A Kenai man used a tripod and a spotting scope to fend off what authorities are calling an unprovoked attack by a brown bear on the Kenai Peninsula this week.
Alaska State Troopers later shot and killed the bear, an adult female.
The man was bird-watching on the north beach of the Kasilof River with his wife and three of their young children Sunday afternoon when they first spotted the bear.
It was a quarter of a mile away, according to an account of events given to Alaska Department of Fish and Game biologists. The family moved to put distance between themselves and the bear, said wildlife biologist Jeff Selinger. Because of the topography of the beach and dunes, they lost sight of the animal.
When they saw it again it was much closer, maybe 150 feet away.
Selinger declined to name the man. Troopers identified him as 48-year-old Toby Burke of Kenai.
Burke, who works at the Kenai National Wildlife Refuge, gathered his family behind him as the bear charged, Selinger said. Burke used the bird-watching equipment he was carrying to fend her off.
"He was able to jam the spotting scope into the bear's mouth while keeping his family behind him," Selinger said.
The bear ripped the scope off the tripod and swiped at Burke's forearm and rib cage, leaving him bruised but otherwise uninjured. No one else was hurt in the attack, troopers said.
Eventually, the bear broke off and moved away, but not before charging a few more times, Selinger said.
Burke got his family into their van and called 911.
Troopers arrived and were tracking the bear near the treeline separating the beach from a stand of alders when the sow popped out and ran at them. Two troopers shot and killed the bear, said AST spokeswoman Megan Peters.
Later, troopers and biologists heard reports of the bear attacking a truck on the other side of the river earlier in the day, as well as a telephone pole. There's no evidence the bear reported to have gone after the truck was the same one who encountered Burke and his family, Selinger said, but it's likely.
Burke did all the right things, he said: he got between the bear and his family, which included an infant. Nobody ran.
"The father and his family deserve to be commended for how they handled the situation," he said. "He did an outstanding job."
Selinger said he planned to search the beach for anything that might have attracted the bear, like a thawing moose carcass.

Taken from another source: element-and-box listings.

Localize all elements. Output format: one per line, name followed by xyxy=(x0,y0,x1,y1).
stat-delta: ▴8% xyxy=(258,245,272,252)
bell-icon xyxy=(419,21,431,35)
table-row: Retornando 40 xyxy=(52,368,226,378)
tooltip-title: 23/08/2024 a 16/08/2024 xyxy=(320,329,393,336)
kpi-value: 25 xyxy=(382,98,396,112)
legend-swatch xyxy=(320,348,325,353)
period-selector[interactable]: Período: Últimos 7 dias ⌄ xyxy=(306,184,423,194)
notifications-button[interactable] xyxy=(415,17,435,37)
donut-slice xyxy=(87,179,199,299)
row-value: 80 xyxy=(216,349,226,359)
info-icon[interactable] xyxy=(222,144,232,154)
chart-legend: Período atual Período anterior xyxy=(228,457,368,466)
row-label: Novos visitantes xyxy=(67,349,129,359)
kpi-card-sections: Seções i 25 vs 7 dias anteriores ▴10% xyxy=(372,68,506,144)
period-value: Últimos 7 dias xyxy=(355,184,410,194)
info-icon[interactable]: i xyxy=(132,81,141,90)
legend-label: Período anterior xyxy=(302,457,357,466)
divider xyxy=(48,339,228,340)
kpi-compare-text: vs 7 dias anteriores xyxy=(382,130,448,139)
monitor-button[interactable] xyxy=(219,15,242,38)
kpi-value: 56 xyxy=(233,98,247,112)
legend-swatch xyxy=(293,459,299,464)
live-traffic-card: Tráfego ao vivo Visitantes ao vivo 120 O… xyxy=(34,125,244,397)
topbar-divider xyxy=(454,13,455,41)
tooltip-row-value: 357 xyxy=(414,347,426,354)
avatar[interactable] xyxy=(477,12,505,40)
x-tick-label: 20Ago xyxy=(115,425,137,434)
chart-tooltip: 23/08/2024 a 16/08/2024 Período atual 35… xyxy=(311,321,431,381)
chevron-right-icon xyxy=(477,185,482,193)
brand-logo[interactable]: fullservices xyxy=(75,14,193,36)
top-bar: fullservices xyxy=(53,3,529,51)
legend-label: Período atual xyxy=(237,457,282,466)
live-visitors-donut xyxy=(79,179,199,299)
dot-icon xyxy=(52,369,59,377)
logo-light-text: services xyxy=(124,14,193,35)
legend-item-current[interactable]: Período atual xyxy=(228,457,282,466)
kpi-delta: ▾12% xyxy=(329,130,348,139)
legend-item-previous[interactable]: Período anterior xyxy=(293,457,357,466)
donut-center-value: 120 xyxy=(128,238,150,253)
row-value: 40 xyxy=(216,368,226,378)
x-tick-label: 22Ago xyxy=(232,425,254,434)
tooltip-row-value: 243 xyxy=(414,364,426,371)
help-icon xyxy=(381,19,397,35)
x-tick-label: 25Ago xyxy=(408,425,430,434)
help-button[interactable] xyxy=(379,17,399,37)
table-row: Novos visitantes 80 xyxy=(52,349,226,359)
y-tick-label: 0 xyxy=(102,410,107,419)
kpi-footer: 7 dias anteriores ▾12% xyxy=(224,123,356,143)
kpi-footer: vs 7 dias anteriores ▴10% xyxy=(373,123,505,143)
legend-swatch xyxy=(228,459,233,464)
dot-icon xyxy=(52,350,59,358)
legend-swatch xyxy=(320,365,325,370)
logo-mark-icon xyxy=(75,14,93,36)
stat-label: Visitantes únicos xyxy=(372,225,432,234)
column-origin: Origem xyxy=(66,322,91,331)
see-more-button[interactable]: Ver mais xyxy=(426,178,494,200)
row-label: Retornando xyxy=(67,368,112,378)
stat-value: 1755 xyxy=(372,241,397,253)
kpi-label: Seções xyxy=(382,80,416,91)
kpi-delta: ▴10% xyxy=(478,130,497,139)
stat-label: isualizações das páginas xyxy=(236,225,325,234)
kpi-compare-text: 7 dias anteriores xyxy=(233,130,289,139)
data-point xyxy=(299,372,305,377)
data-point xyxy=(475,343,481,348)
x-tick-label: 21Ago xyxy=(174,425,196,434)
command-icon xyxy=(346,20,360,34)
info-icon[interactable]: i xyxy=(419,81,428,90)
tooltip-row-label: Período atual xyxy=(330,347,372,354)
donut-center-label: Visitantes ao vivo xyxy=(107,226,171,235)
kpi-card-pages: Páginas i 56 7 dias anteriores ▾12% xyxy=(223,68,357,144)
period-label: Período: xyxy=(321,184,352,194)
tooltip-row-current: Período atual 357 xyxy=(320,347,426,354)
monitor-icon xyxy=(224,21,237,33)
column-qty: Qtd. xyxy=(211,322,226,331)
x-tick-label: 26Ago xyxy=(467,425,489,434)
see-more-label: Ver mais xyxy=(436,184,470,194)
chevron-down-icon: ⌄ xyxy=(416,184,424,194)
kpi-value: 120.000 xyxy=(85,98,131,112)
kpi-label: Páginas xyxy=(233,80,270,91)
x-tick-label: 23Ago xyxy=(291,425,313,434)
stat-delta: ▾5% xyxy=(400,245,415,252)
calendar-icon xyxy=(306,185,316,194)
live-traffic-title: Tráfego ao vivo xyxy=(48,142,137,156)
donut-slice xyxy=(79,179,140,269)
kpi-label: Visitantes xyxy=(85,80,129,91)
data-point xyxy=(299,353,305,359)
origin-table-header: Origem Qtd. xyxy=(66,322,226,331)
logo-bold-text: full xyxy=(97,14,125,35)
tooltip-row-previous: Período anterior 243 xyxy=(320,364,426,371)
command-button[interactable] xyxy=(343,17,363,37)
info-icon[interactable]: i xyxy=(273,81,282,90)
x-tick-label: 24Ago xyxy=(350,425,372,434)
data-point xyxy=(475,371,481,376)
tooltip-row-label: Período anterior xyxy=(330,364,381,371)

The bear, contrary to earlier reports from the Alaska State Troopers, didn't appear to be starving. "It seemed in decent condition for this time of year," Seligner said. "It still had a layer of fat on it."
It was likely an older bear, suggested by her worn-down teeth. She didn't appear to be a lactating sow, he said.
There's no clear explanation for the bear's erratic and aggressive behavior, Selinger said. Unprovoked attacks by brown bears are rare.
"It is very unusual for a bear to act this way," he said.
Samples of the carcass will be sent to the state veterinarian's office for testing.